“An outrage,” pastor John Culp calls it.
“It doesn’t offer any protection!” moral-panics his colleague Dick Lincoln.
Why are religious officials in Richland County, South Carolina fuming? They’re up in arms over the county’s proposal to do away with restrictions stipulating that bars have to be at least 600 feet from the nearest church.
The change would allow bars to open next door to congregations in some unincorporated areas if a majority of the 11 council members end the minimum 600-foot setback — slightly more than a tenth of a mile.
It is aimed at “storefront churches” that are popping up increasingly in traditional business locations like strip malls and near warehouses, said Councilman Norman Jackson of Lower Richland, who proposed the change. That is creating unintended limits on where bars can locate, Jackson said.

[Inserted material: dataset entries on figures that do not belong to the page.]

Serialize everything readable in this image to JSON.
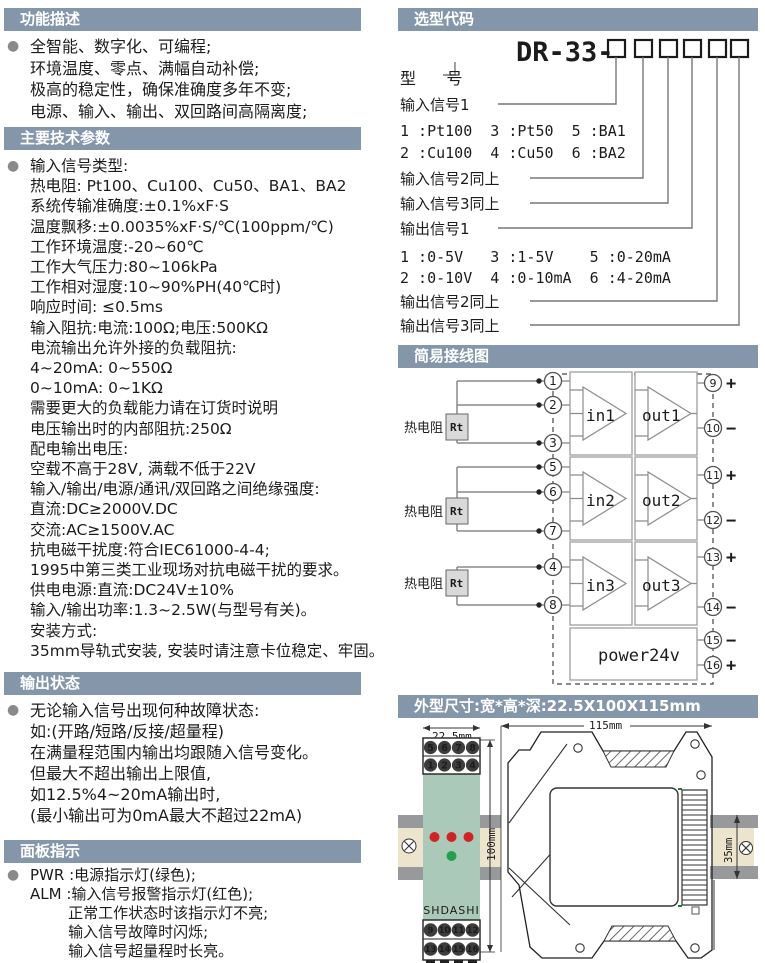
{
  "colors": {
    "header_bg": "#8497aa",
    "model_accent": "#7b91a7",
    "device_body": "#aac9b8",
    "led_red": "#d42222",
    "led_green": "#22a04e",
    "rail_beige": "#ece4cc",
    "rail_gray": "#97999a"
  },
  "left": {
    "sections": [
      {
        "title": "功能描述",
        "lines": [
          "全智能、数字化、可编程;",
          "环境温度、零点、满幅自动补偿;",
          "极高的稳定性，确保准确度多年不变;",
          "电源、输入、输出、双回路间高隔离度;"
        ]
      },
      {
        "title": "主要技术参数",
        "lines": [
          "输入信号类型:",
          "热电阻: Pt100、Cu100、Cu50、BA1、BA2",
          "系统传输准确度:±0.1%xF·S",
          "温度飘移:±0.0035%xF·S/℃(100ppm/℃)",
          "工作环境温度:-20~60℃",
          "工作大气压力:80~106kPa",
          "工作相对湿度:10~90%PH(40℃时)",
          "响应时间: ≤0.5ms",
          "输入阻抗:电流:100Ω;电压:500KΩ",
          "电流输出允许外接的负载阻抗:",
          "4~20mA: 0~550Ω",
          "0~10mA: 0~1KΩ",
          "需要更大的负载能力请在订货时说明",
          "电压输出时的内部阻抗:250Ω",
          "配电输出电压:",
          "空载不高于28V, 满载不低于22V",
          "输入/输出/电源/通讯/双回路之间绝缘强度:",
          "直流:DC≥2000V.DC",
          "交流:AC≥1500V.AC",
          "抗电磁干扰度:符合IEC61000-4-4;",
          "1995中第三类工业现场对抗电磁干扰的要求。",
          "供电电源:直流:DC24V±10%",
          "输入/输出功率:1.3~2.5W(与型号有关)。",
          "安装方式:",
          "35mm导轨式安装, 安装时请注意卡位稳定、牢固。"
        ]
      },
      {
        "title": "输出状态",
        "lines": [
          "无论输入信号出现何种故障状态:",
          "如:(开路/短路/反接/超量程)",
          "在满量程范围内输出均跟随入信号变化。",
          "但最大不超出输出上限值,",
          "如12.5%4~20mA输出时,",
          "(最小输出可为0mA最大不超过22mA)"
        ]
      },
      {
        "title": "面板指示",
        "lines": [
          "PWR :电源指示灯(绿色);",
          "ALM :输入信号报警指示灯(红色);",
          "        正常工作状态时该指示灯不亮;",
          "        输入信号故障时闪烁;",
          "        输入信号超量程时长亮。"
        ]
      }
    ]
  },
  "selection": {
    "title": "选型代码",
    "code": "DR-33-",
    "rows": {
      "model": "型      号",
      "in1": "输入信号1",
      "in1_a": "1 :Pt100  3 :Pt50  5 :BA1",
      "in1_b": "2 :Cu100  4 :Cu50  6 :BA2",
      "in2": "输入信号2同上",
      "in3": "输入信号3同上",
      "out1": "输出信号1",
      "out1_a": "1 :0-5V   3 :1-5V    5 :0-20mA",
      "out1_b": "2 :0-10V  4 :0-10mA  6 :4-20mA",
      "out2": "输出信号2同上",
      "out3": "输出信号3同上"
    }
  },
  "wiring": {
    "title": "简易接线图",
    "rt_label": "热电阻",
    "rt": "Rt",
    "amp_in": [
      "in1",
      "in2",
      "in3"
    ],
    "amp_out": [
      "out1",
      "out2",
      "out3"
    ],
    "power": "power24v",
    "terminals_left": [
      "1",
      "2",
      "3",
      "5",
      "6",
      "7",
      "4",
      "8"
    ],
    "terminals_right": [
      {
        "n": "9",
        "s": "+"
      },
      {
        "n": "10",
        "s": "−"
      },
      {
        "n": "11",
        "s": "+"
      },
      {
        "n": "12",
        "s": "−"
      },
      {
        "n": "13",
        "s": "+"
      },
      {
        "n": "14",
        "s": "−"
      },
      {
        "n": "15",
        "s": "−"
      },
      {
        "n": "16",
        "s": "+"
      }
    ]
  },
  "dims": {
    "title": "外型尺寸:宽*高*深:22.5X100X115mm",
    "width": "22.5mm",
    "height": "100mm",
    "depth": "115mm",
    "rail": "35mm",
    "brand": "SHDASHI",
    "front_top_row1": [
      "5",
      "6",
      "7",
      "8"
    ],
    "front_top_row2": [
      "1",
      "2",
      "3",
      "4"
    ],
    "front_bottom_row1": [
      "9",
      "10",
      "11",
      "12"
    ],
    "front_bottom_row2": [
      "13",
      "14",
      "15",
      "16"
    ]
  }
}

It’s probably a measure of my advanced godlessness that I can’t think of a single compelling reason why churches should be “protected,” by secular law, from having a bar next door (or within 600 feet, or any other arbitrary distance). Actual public nuisance caused by paying customers, such as potentially excessive noise, can be addressed by ordinances that are on the books in every functioning municipality in the United States.
Pastors and congregations who prejudge bar patrons, and who pretend that there is something inherently wrong and sinful about them, don’t strike me as very fair, kind, or reasonable.
And why do churches deserve special consideration from lawmakers that no other enterprise is entitled to?
Let’s say I run a day spa in which quietude is part of the experience, and that the watering hole next door often plays music with the windows open. In such a situation, I’m going to try to reach some kind of understanding or accord with the owners of that establishment. That’s how most adults do it: they work it out as best they can. If I’m not a jerk with an entitlement complex, I won’t be indignantly insisting that the local government owes it to me and my clients to write a custom-tailored law, including special protections, for my category of business.
Yesterday, the Richland County council voted to send Norman Jackson‘s proposal back to the planning department for fine-tuning. I hope the eventual solution will be of the to-each-his-own variety, where church aficionados do their thing, nearby bar visitors do theirs, and neither group seeks to infect the other with its cooties.